In an SSIS dataflow task we have a derived column transformation with approximately 100 columns (basically converting raw input string data into typed variables). When this task fails, is there any way to tell which column caused the failure, for logging purposes? The only other alternatives I can think of are a custom script task to perform each conversion individually (yuck) or a separate derived column transformation for each data point (double yuck).

Basically I just want to be able to re-direct failure rows and know why they failed.


So an example. Our package is being used to allow users to bulk-upload to our database using Excel spreadsheets. So let's say the spread sheet coming in looks like this (except there's hundreds of columns):

+--------+-----------------+---------+------------+---------+
| Text1  |     Number1     | Number2 | DateTime1  |  Text2  |
+--------+-----------------+---------+------------+---------+
| Spring | 1               |       1 | 1/1/0001   | Flowers |
| Summer | 2               |       2 | 6/1/2015   | Sweaty  |
| Fall   | N/A             |       3 | 10/31/2099 | Crunchy |
| Winter | This is garbage |       4 | 12/12/2020 | Icy     |
+--------+-----------------+---------+------------+---------+

In this instance we want Spring, Summer, and Fall to succeed. Fall with have a null value for Number1. The derived column will have logic that looks something like this (not valid syntax, just the logic)

sanitizedNumber1 = Number1 == "N/A" ? null : cast(Number1 as int)

Winter will be redirected down the error path and logged. Is there any way to know which derived column failed? Again, we have about 100 inputs that are being processed in this transformation in a similar fashion. I'd like to be able to log something like:

Import record "Winter" failed due to invalid data in "Number1"

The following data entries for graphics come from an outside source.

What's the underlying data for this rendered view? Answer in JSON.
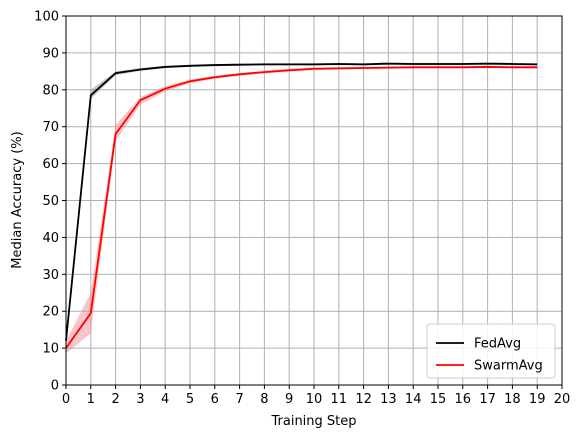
{
  "chart_data": {
    "type": "line",
    "title": "",
    "xlabel": "Training Step",
    "ylabel": "Median Accuracy (%)",
    "xlim": [
      0,
      20
    ],
    "ylim": [
      0,
      100
    ],
    "x_ticks": [
      "0",
      "1",
      "2",
      "3",
      "4",
      "5",
      "6",
      "7",
      "8",
      "9",
      "10",
      "11",
      "12",
      "13",
      "14",
      "15",
      "16",
      "17",
      "18",
      "19",
      "20"
    ],
    "y_ticks": [
      "0",
      "10",
      "20",
      "30",
      "40",
      "50",
      "60",
      "70",
      "80",
      "90",
      "100"
    ],
    "grid": true,
    "legend_position": "lower-right",
    "x": [
      0,
      1,
      2,
      3,
      4,
      5,
      6,
      7,
      8,
      9,
      10,
      11,
      12,
      13,
      14,
      15,
      16,
      17,
      18,
      19
    ],
    "series": [
      {
        "name": "FedAvg",
        "color": "#000000",
        "band_color": "#808080",
        "values": [
          12.0,
          78.5,
          84.5,
          85.5,
          86.2,
          86.5,
          86.7,
          86.8,
          86.9,
          86.9,
          86.9,
          87.0,
          86.9,
          87.1,
          87.0,
          87.0,
          87.0,
          87.1,
          87.0,
          86.9
        ],
        "lower": [
          10.0,
          77.5,
          84.0,
          85.1,
          85.9,
          86.2,
          86.4,
          86.5,
          86.6,
          86.6,
          86.6,
          86.7,
          86.6,
          86.8,
          86.7,
          86.7,
          86.7,
          86.8,
          86.7,
          86.6
        ],
        "upper": [
          14.0,
          80.0,
          85.0,
          85.9,
          86.5,
          86.8,
          87.0,
          87.1,
          87.2,
          87.2,
          87.2,
          87.3,
          87.2,
          87.4,
          87.3,
          87.3,
          87.3,
          87.4,
          87.3,
          87.2
        ]
      },
      {
        "name": "SwarmAvg",
        "color": "#ff0000",
        "band_color": "#f08080",
        "values": [
          10.0,
          19.5,
          68.0,
          77.2,
          80.3,
          82.3,
          83.4,
          84.2,
          84.8,
          85.3,
          85.7,
          85.8,
          85.9,
          86.0,
          86.1,
          86.1,
          86.1,
          86.2,
          86.1,
          86.1
        ],
        "lower": [
          8.5,
          14.0,
          66.0,
          76.0,
          79.5,
          81.8,
          83.0,
          83.8,
          84.4,
          84.9,
          85.3,
          85.5,
          85.6,
          85.7,
          85.8,
          85.8,
          85.8,
          85.9,
          85.8,
          85.8
        ],
        "upper": [
          12.0,
          25.0,
          70.5,
          78.0,
          81.0,
          82.8,
          83.8,
          84.6,
          85.2,
          85.7,
          86.0,
          86.1,
          86.2,
          86.3,
          86.4,
          86.4,
          86.4,
          86.5,
          86.4,
          86.4
        ]
      }
    ]
  }
}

It doesn't necessarily have to be this format, but anything that would allow a user to be able to uniquely identify the bad data point would be acceptable. I know this would be possible using a script component and performing the conversions manually (which is what we're going to have to do if there's no better option) but if it's possible to just modify the Derived Column Transformation to provide something along these lines I'd rather do that instead of re-implementing the entire component in a script.

Best Answer

You have to manually identify the failures.

Redirect the rows (as you currently are) into a table that matches your columns, with the single addition of an IDENTITY column. This table should be all VARCHAR data types, so that you retain all original values.

Now you can identify your failures using TRY_CAST when querying the table.

For example:

SELECT
Identity,
TRY_CAST(Winter As INT) As WinterConverted,
Winter
--------------------------------------
Identity  |  WinterConverted   | Winter
   1      |    NULL            | NaN

TRY_CAST failed to cast the value in Winter column to an int leaving you with a null. You can do this for all columns.

If it's worth your time, you could make a more complex query to return each column name that contains a NULL. If not, you should be able to relatively easily visually inspect.

Of course, if most of your errors are 'NaN' or 'N/A', there's a good chance you're wasting time identifying errors you already knew about. Cleanup the issues before they become one:

Winter == "NaN" || Winter == "N/A" ? -1 : (DT_I4)Winter

As a side note, you can add a TRY_CAST to 100 columns very easily by using vertical editing: hold Alt+Shift in SSDT or SSMS (some other apps too) and then or , then edit hundreds of lines at the same time.